Excerpt
A 52-year-old woman received 3 sub-Tenon's injections of triamcinolone acetonide and 8 intravitreal injections of bevacizumab in her left eye for treatment of diabetic cystoid macular edema. Despite these procedures, cystoid macular edema did not resolve completely; her best-corrected visual acuity was 20/50, and central subfield retinal thickness was 431 μm (Figure 1, A and B). One month after the ninth intravitreal injection of bevacizumab, intraretinal fluid eruption into the vitreous cavity through an inner wall defect in the cystoid space was noted on optical coherence tomography (Figure 1C; see Video, Supplemental Digital Content 1, http://links.lww.com/IAE/A320). Lamellar macular hole was found on optical coherence tomography examination the next month (Figure 1D).

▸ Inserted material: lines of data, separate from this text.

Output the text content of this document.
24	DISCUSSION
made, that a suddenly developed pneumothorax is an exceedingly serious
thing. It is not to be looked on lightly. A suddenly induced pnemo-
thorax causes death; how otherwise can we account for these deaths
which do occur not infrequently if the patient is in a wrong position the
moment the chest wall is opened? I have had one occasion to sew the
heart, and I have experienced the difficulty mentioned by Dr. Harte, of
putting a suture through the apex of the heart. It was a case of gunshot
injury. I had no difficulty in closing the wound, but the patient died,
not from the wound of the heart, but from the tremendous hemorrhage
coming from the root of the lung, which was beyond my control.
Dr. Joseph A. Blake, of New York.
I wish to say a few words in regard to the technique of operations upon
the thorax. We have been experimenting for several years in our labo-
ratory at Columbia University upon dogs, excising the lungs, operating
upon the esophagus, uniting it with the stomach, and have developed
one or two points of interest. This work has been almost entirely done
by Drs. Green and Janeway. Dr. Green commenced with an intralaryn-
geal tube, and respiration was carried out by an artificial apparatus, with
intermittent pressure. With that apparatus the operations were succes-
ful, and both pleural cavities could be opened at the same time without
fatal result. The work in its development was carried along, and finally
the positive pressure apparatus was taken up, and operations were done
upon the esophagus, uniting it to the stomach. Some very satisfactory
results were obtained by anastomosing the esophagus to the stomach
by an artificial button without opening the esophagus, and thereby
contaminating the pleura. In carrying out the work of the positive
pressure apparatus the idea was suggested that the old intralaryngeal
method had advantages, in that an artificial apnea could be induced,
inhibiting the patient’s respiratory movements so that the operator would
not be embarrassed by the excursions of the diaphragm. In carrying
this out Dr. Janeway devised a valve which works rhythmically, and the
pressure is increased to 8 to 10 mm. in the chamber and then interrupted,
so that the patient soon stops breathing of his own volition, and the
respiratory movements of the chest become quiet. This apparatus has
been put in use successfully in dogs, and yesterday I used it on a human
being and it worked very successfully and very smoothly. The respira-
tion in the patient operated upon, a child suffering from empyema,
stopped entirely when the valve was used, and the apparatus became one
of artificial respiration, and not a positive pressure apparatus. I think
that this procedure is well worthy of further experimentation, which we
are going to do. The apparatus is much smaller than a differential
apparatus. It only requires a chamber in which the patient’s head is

In an eye with diabetic cystoid macular edema, the moment of cyst eruption was incidentally captured by three-dimensional optical coherence tomography imaging. Optical coherence tomography images showed the cyst erupting into the vitreous cavity, much like the eruption of a volcano. The height of the eruption column reached 355 μm. Although we were not able to calculate the pressure difference between the cystic cavity and the vitreous cavity, this image may support the idea that increased internal pressure is partially responsible for ruptures in the inner wall of the cystoid space and resulting formation of LMHs.2 However, there was no deformation of the cyst contour, which could be considered as an additional finding of increased internal pressure. There was no complete posterior vitreous detachment, and a tractional mechanism could not be ruled out in our case. In addition, the role of bevacizumab in transforming a cystoid space into an LMH remains unclear.